Bill Jones lived with fear, his constant companion, faithful as a beagle, toxic as a cobra. Even something as ordinary as getting a sandwich and coffee was fraught. In public, he wore a cap, the bill pulled low. His hands trembled, ever so slightly.
He slept with the aid of Sominex; mornings he made several strong cups of instant using hot tap water before heading out. He felt drained constantly. Still, he had to work.

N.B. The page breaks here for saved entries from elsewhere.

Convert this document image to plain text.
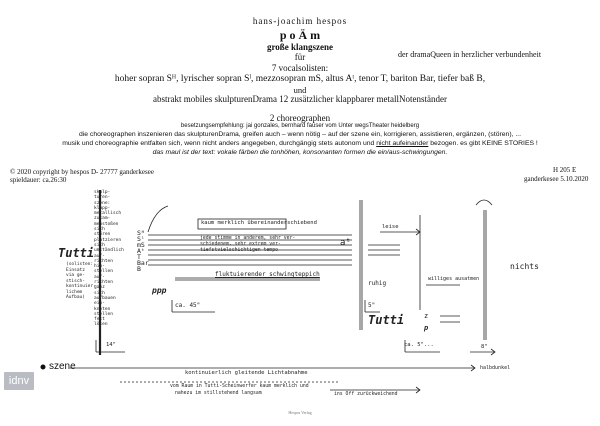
hans-joachim hespos
p o Ä m
große klangszene
für	der dramaQueen in herzlicher verbundenheit
7 vocalsolisten:
hoher sopran Sᴴ, lyrischer sopran Sˡ, mezzosopran mS, altus Aᵗ, tenor T, bariton Bar, tiefer baß B,
und
abstrakt mobiles skulpturenDrama 12 zusätzlicher klappbarer metallNotenständer
2 choreographen
besetzungsempfehlung: jai gonzales, bernhard fauser vom Unter wegsTheater heidelberg
die choreographen inszenieren das skulpturenDrama, greifen auch – wenn nötig – auf der szene ein, korrigieren, assistieren, ergänzen, (stören), ...
musik und choreographie entfalten sich, wenn nicht anders angegeben, durchgängig stets autonom und nicht aufeinander bezogen. es gibt KEINE STORIES !
das maul ist der text: vokale färben die tonhöhen, konsonanten formen die ein/aus-schwingungen.
© 2020 copyright by hespos D- 27777 ganderkesee
spieldauer: ca.26:30
H 205 E
ganderkesee 5.10.2020
skulp-
turen-
szene:
klapp-
metallisch
zusam-
menstoßen
sich
stören
platzieren
sich
umständlich
auf-
richten
hin-
stellen
auf-
richten
ganz
sich
aufbauen
ein-
knoten
stellen
fest
lösen
Tutti
(solisten:
Einsatz
via ge-
stisch-
kontinuier-
lichem
Aufbau)
Sᴴ
Sˡ
mS
Aᵗ
T
Bar
B
kaum merklich übereinanderschiebend
jede stimme in anderem, sehr ver-
schiedenem, sehr extrem ver-
tiefstvielschichtigen tempo
ppp
ca. 45"
fluktuierender schwingteppich
aᵗ
leise
ruhig
5"
Tutti
williges ausatmen
z
p
ca. 5"...
nichts
8"
14"
szene
kontinuierlich gleitende Lichtabnahme
vom Raum in Tutti-Scheinwerfer kaum merklich und
nahezu im stillstehend langsam	ins Off zurückweichend
halbdunkel
Hespos Verlag
idnv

In late-December, now in a very nondescript Falcon, he rolled into Thornton, found lodging at a boarding house in a diminished neighborhood. He sat down to Christmas dinner with strangers: Dash, his guest Millicent, old Sailor Bill, a few others, presided over by the mistress of the house, stout and steely Mrs. McGillicuddy. After dessert a bottle of sherry was opened and Bill Jones happily accepted a tumbler. The sweet wine warmed his throat and his heart. For the first time since the killing he relaxed, he smiled, he laughed, he trusted. For a suspended moment he could forget that he was wanted for murder, that a DA could add a bright feather to his legal cap by sending him to the gas chamber. As he drained his glass he wondered how Trixie's Christmas was.